Páramo: My mother was a very passionate woman. Her lust for life was as intense as her lust for my father. The way she listened to boleros, with that dramatic shudder at the end of the good ones. She was never shy to admit that my dad was hard to resist or how well-endowed he was—thanks, Mom! The hours, days, months, years she and I spent alone at home—while my older sisters worked—which she used to tell me all about her growing up in idyllic Mariquita, my dad’s courtship, the marriage, that turbulent honeymoon, their crazy relocations. In retrospect, it was almost as if, by virtue of being her youngest and therefore the only one available to vent with, she appointed me her personal historian. I think that, unwittingly, Mom wanted to transcend, to leave me something that I, somehow, someday, would memorialize.

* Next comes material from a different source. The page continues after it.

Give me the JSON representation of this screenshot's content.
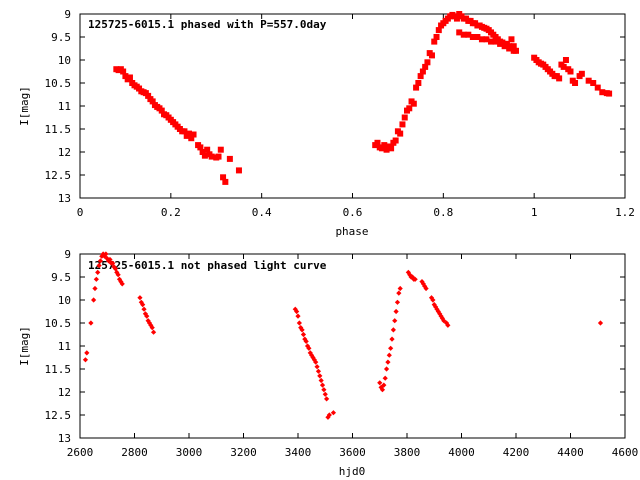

Rumpus: How difficult is it to write about real people rather than fictional characters? How did your family react to the book?
Páramo: Jaqui, you know as well as I do that I can’t write fiction. I’m obsessed with real life and enamored with nonfiction as a genre. Maybe I have control issues, but what I love about nonfiction is the control I have over the stories I write. They have clear boundaries and I like moving between clear margins. A deep knowledge of a personal story allows me to go there, to dig deeper and to reveal as little or as much as I consider ethical and/or aesthetical. There are no characterization surprises during the writing and because I don’t have to work shaping a fictional character, this frees up a lot of time which I use to focus on tone, setting, and language.

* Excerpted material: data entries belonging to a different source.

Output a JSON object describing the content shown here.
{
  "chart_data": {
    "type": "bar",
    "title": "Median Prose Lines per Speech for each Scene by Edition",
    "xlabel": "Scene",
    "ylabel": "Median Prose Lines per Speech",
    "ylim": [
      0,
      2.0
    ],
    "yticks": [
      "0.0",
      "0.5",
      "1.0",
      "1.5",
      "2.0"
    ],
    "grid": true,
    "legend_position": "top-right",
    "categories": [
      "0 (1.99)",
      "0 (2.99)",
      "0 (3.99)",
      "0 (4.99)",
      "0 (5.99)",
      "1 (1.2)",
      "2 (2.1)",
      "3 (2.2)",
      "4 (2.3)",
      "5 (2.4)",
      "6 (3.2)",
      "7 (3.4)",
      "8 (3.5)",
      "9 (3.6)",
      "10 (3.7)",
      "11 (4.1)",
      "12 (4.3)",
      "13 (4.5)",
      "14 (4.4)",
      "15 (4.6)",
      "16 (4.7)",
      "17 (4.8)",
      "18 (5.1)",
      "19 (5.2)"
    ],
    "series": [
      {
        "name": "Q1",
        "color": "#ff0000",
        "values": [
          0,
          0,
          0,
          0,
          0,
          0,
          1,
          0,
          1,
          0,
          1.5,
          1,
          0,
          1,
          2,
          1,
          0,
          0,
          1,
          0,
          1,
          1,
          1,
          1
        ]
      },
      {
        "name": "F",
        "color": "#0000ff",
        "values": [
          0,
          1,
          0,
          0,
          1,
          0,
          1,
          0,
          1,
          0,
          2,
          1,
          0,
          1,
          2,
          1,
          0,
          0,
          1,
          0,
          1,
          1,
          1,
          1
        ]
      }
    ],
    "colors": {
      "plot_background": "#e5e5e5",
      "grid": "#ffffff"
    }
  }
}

How did my family react to the book? After the initial elation and the congratulations and the excitement, the nagging question came up again: when are you going to get a real job? I’m not kidding. My sisters don’t take my writing seriously. They think it is a lovely, lovely hobby but worry that I’ll never get a real job. I wrote about the way we were forty years ago and, of course, we’re not the same people now. I always felt that because I was the youngest, I was Mom’s baby, her favorite child. Unfortunately, one of my sisters felt the same way and was profoundly hurt by my assertion that I was closest to Mom. Another sister did not appreciate my recreation of mom’s first nights as a married woman. She accused me of fictionalizing a true story, of romanticizing a violent period and a brutal awakening, of trivializing my mother’s life.
What can I say? How can I contest those charges? Neither of us was there to see the events unfold, neither of us knows what actually happened, all we have is our own personal interpretation. It’s like writing third-hand accounts as nonfiction. Like historical nonfiction. But individual perceptions aside, because of the book, I believe we’ve had meaningful moments of mutual recognition and the kind of communion that only sisters understand.